Keterusikan itu tidak hanya dirasakan sedikit golongan tertentu namun keterusikan itu hampir pasti dirasakan seluruh komponen bangsa. Akademisi, purnawirawan, rohaniawan, bahkan rakyat awam pun merasakan ada yang tidak beres dengan hadirnya Rancangan Undang Undang Haluan Ideologi Pancasil (RUU HIP).
RUU HIP tersebut sangat dan sangat berpotensi meruntuhkan Pancasila sebagai Dasar Negara.
Potensi runtuhnya Dasar Negara itu ditandai dengan adanya degradasi panca-sila menjadi tri-sila kemudian mengkristal menjadi eka-sila yang dijiwai semangat gotong royong.
Semua elemen bangsa ini telah sepakat bahwa Pancasila sebagai Dasar Negara ialah suatu hal sangat haram untuk diubah.
Pancasila merupakan wujud konsensus bersama semua golongan untuk menyatu dalam bingkai Negara Kesatuan Republik Indonesia dengan beragam latar belakang yang dimiliki.
Mengubah Pancasila sama artinya dengan meruntuhkan eksistensi Negara Kesatuan Republik Indonesia.
Semua entitas penyusun berdirinya republik ini akan tercerai berai tatkala Pancasila harus mengalami perubahan.
Apa yang Anda alami bila bagian pondasi rumah Anda harus diubah ?
Bisa dipastikan seisi rumah dan penghuninya akan mengalami kehancuran akibat tertimpa bangunan.
Demikian analogi sederhana menggambarkan pemahaman RUU HIP tersebut.
Ada tiga hal yang dapat kita jadikan evaluasi dari kontroversi RUU HIP :
Inisiator, Sejarah baru, dan soliditas partai koalisi.
Inisiator. Gagasan lahirnya RUU HIP muncul dari salah satu fraksi yang ada di Dewan Perwakilan Rakyat (DPR).
Fraksi tersebut bahkan merupakan fraksi pemenang Pemilu 2019 sekaligus kadernya menjabat sebagai Presiden Republik Indonesia.
Sekedar inisiasi tanpa didukung mayorotas fraksi yang ada di DPR, maka RUU HIP tidaklah mengemuka menjadi polemik saat ini.
Hampir semua fraksi sepakat saat paripurna untuk melanjutkan pembahasan RUU HIP menjadi sebuah undang-undang.
Pada titik ini, kita bisa simpulkan bahwa polemik RUU HIP ini berasal dari Parlemen yang bertempat di Senayan.
Kita patut bertanya apakah RUU HIP ini merupakan murni aspirasi rakyat atau kepentingan segelintir individu/kelompok politik tertentu yang mengatasnamakan rakyat guna kepentingan partai atau golongan.
Sejarah Baru. RUU HIP menjadi sebuah sejarah baru eksistensi Negara Kesatuan Republik Indonesia.

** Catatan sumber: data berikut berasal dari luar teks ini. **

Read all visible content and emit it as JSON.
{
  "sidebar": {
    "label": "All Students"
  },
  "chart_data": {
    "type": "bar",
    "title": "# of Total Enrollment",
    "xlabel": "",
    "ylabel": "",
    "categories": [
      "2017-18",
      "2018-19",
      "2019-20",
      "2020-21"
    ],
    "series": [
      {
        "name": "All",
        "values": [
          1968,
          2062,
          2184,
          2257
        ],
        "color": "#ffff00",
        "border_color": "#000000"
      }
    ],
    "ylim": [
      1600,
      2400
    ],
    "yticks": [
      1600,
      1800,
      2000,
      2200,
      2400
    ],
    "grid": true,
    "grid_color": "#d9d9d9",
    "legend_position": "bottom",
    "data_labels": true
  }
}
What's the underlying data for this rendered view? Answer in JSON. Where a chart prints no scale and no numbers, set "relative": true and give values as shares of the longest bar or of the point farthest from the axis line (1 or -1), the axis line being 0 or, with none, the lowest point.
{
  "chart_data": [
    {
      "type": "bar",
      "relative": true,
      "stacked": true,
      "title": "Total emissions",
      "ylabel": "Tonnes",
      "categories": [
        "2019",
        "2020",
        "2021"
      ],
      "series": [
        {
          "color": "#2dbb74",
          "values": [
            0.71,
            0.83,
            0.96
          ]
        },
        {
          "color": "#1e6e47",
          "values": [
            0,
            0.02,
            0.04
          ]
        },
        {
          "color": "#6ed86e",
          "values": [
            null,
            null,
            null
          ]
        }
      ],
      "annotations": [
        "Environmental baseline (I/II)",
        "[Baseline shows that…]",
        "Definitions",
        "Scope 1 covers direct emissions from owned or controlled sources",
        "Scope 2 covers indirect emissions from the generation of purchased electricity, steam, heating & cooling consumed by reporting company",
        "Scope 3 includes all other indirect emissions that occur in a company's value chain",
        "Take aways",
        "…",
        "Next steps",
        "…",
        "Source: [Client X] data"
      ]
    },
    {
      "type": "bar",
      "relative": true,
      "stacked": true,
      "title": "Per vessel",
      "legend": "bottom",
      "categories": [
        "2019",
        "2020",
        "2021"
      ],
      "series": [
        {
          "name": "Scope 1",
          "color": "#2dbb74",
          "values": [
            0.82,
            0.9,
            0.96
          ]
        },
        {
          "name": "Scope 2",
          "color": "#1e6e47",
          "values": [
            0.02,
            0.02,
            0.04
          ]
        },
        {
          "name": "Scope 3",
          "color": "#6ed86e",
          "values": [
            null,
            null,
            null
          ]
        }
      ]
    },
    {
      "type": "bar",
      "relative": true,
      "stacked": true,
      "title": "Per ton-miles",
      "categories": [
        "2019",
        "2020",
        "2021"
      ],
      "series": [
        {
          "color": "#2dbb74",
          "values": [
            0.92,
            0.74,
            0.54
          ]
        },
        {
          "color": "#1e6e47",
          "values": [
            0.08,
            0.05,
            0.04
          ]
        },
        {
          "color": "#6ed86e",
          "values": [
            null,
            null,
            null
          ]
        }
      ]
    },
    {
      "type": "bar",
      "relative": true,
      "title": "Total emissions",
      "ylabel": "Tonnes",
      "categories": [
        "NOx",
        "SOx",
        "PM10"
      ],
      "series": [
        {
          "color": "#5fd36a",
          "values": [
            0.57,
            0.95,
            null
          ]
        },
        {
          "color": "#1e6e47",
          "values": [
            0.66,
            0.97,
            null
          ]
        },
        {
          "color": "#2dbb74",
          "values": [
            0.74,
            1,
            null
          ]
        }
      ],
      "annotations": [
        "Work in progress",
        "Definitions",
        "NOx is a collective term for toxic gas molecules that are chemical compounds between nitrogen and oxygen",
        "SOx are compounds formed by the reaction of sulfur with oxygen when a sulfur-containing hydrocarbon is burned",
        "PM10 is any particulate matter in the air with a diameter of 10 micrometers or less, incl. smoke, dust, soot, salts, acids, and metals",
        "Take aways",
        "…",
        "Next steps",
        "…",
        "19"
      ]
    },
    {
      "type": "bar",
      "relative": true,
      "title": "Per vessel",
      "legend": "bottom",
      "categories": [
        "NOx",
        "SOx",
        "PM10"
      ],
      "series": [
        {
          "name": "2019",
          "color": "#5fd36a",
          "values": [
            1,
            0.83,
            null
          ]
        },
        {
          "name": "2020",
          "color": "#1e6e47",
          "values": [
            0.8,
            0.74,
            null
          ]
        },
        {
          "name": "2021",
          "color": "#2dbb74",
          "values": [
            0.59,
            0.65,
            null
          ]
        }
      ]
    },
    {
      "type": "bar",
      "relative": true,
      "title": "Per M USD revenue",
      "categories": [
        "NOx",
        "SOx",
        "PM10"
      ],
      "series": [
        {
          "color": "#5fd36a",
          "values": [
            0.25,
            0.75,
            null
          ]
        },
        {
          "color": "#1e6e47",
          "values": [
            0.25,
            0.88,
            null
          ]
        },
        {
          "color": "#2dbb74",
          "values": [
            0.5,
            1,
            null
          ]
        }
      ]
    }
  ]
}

Sejak pemerintahan Orde Baru (orba) hingga saat ini, belum pernah ada niat dari segelintir orang/kelompok/golongan yang mengatasnamakan rakyat untuk mengutak-atik Pancasila sebagai Dasar Negara.
Pada masa pemerintahan Ir. Soekarno, Partai Komunis Indonesia (PKI) melakukan pemberontakan berdarah untuk mengganti ideologi Pancasila dengan ideologi komunis, maka kini ada segelintir individu yang berlindung dibalik partai politik di Parlemen berusaha melakukan "pemberontakan konstitusional" dengan mengutak atik Pancasila dengan RUU HIP sebagai modusnya.
Pemberontakan PKI memakan korban nyawa sesama anak bangsa, kini RUU HIP berpotensi menghilangkan prinsip dasar eksistensi sebuah negara dan bisa berkembang menimbulkan konflik yang menyangkut Suku, Agama, Ras dan Antar Golongan (SARA).
Reformasi 1998 terjadi karena kemarahan rakyat terhadap pemerintah, kini potensi kemarahan rakyat tertuju kepada wakilnya di parlemen.
Soliditas Partai Koalisi. Pada mulanya semua partai pendukung koalisi pemerintah sepakat melanjutkan pembahasan RUU HIP karena saat itu belum muncul resistensi publik/rakyat terhadap RUU HIP.
Namun saat hampir semua rakyat menolak kelanjutan RUU HIP, partai partai anggota koalisi mesti berpikir ulang untuk terus membahas RUU HIP menjadi undang-undang.
Partai partai koalisi pemerintah tidak bisa begitu saja mengabaikan basis konstituennya untuk menolak pembahasan RUU HIP.
Mengabaiakan aspirasi dari konstituen dari setiap partai koalisi sama artinya partai partai tersebut membiarkan eksistensinya sebagai partai politik di ambang kehancuran.
Partai pemenang pemilu 2019 kini mungkin sibuk dengan cara bagaimana agar dia tidak sendiri ditinggal anggota partai koalisi yang bisa jadi lebih memprioritaskan aspirasi konstituennya.
Namun, partai inisiator RUU HIP memiliki alat tawar beruapa jatah kursi di kabinet pemerintah yang bisa mempengaruhi anggota partai koalisi untuk tetap mendukungnya.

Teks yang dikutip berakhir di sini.